Danny Spradlin

No. 55
- Position: Linebacker

Personal information
- Born: March 3, 1959 (age 67) Maryville, Tennessee, U.S.
- Listed height: 6 ft 1 in (1.85 m)
- Listed weight: 235 lb (107 kg)

Career information
- High school: Maryville
- College: Tennessee
- NFL draft: 1981: 5th round, 137th overall pick

Career history
- Dallas Cowboys (1981–1982); Tampa Bay Buccaneers (1983–1984); St. Louis Cardinals (1985);

Career NFL statistics
- Sacks: 1
- Fumble recoveries: 1
- Stats at Pro Football Reference

= Danny Spradlin =

American football player (born 1959)

Daniel Ray Spradlin (born March 3, 1959) is an American former professional football player who was a linebacker in the National Football League (NFL) for the Dallas Cowboys, Tampa Bay Buccaneers and St. Louis Cardinals. He was selected by the Cowboys in the fifth round of the 1981 NFL draft. He played college football for the Tennessee Volunteers.

== Early life ==

Spraldin attended Maryville High School in Maryville, Tennessee. He was a three-year starter at linebacker. He received All-State, All-South and Blount County Player of the Year honors as a junior and senior.

==College career==
Spradlin accepted a football scholarship from the University of Tennessee. As a sophomore, he earned a starting outside linebacker spot late in the season. As a junior, he finished second on the team with 102 tackles. As a senior, he led the team with 125 tackles, including a 12 tackle performance against Vanderbilt University.

==Professional career==

===Dallas Cowboys===
Spradlin was selected by the Dallas Cowboys in the fifth round (137th overall) of the 1981 NFL draft. His hard hitting allowed him to make the team over fellow rookie Scott Pelluer and the team also traded Bruce Huther to make room for him on the roster. He was a backup at middle linebacker for Bob Breunig.
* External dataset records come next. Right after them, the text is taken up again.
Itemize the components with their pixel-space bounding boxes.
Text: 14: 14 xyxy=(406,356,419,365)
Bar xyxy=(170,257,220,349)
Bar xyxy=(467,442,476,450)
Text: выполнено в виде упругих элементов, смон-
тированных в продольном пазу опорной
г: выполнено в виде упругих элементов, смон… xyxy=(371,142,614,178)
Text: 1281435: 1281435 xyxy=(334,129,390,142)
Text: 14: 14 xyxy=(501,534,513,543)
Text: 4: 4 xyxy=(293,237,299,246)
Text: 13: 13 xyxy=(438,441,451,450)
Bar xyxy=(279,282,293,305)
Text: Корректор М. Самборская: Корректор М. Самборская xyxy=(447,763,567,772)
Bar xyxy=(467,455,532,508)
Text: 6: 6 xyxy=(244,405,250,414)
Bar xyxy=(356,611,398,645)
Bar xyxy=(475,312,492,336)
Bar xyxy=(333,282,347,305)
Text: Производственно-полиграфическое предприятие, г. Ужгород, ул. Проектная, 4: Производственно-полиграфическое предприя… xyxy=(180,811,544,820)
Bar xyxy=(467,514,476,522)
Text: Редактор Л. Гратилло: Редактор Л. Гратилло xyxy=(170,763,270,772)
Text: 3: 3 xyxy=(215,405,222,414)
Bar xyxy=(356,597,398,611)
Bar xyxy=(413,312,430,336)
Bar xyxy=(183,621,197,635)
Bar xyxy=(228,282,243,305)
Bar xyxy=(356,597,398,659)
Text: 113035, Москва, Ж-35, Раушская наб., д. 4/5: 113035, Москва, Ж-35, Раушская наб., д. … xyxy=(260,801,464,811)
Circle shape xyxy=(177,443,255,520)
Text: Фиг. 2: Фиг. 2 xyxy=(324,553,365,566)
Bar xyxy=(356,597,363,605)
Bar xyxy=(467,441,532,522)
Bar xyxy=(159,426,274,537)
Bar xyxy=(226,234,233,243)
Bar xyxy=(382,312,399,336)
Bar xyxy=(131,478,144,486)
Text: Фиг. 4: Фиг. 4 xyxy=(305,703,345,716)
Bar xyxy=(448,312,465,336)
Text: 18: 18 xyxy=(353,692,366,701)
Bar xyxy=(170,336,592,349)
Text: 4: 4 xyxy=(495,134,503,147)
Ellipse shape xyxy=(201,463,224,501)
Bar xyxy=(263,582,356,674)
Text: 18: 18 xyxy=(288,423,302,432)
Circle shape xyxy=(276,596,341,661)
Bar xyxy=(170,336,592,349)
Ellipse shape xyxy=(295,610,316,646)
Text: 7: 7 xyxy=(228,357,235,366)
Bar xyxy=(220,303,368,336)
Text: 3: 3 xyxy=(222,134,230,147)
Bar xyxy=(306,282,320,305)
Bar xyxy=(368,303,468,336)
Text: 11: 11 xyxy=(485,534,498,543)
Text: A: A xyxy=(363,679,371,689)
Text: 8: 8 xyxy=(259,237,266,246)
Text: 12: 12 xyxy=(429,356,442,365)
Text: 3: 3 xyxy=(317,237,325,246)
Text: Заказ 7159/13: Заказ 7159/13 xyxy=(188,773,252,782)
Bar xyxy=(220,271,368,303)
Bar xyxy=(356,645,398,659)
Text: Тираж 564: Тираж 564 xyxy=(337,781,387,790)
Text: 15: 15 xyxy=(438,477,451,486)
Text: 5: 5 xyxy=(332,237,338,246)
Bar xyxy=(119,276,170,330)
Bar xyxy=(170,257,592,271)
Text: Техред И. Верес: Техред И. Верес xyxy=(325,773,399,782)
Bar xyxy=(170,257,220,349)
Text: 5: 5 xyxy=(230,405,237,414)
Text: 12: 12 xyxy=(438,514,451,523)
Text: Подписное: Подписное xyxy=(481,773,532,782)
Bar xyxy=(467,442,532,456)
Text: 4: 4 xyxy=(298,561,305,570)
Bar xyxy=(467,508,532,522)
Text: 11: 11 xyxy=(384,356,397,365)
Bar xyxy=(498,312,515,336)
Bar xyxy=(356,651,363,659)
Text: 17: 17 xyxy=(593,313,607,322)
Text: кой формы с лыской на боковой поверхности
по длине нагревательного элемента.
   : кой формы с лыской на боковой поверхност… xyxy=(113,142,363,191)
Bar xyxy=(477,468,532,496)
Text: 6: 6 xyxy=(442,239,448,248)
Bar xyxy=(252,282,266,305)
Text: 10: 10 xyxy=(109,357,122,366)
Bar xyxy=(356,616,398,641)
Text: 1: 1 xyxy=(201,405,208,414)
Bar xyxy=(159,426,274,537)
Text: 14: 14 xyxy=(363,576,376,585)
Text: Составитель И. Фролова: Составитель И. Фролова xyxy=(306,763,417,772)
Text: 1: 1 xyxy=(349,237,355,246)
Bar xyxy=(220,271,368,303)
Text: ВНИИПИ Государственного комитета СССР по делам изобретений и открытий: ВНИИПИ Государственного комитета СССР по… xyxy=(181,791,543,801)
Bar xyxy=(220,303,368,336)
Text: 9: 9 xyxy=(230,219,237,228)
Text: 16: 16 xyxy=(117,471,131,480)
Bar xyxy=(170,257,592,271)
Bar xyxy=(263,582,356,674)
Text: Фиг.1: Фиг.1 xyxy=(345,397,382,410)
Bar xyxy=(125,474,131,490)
In 2 seasons, he played in 25 games mostly on special teams, as he struggled learning the Cowboys flex defense. In 1983, he was converted into an offensive lineman, before being traded on August 24 to the Tampa Bay Buccaneers, in exchange for a fifth round selection (#113-Steve Pelluer) in the 1984 NFL draft.

===Tampa Bay Buccaneers===
Spradlin was acquired for depth purposes and to play on the special teams units. In 2 seasons, he played in 31 games, starting two in 1983 because of injuries. He was released on August 26, 1985.

===St. Louis Cardinals===
On September 17, 1985, Spradlin was signed as a free agent by the St. Louis Cardinals. He played in seven games during the season.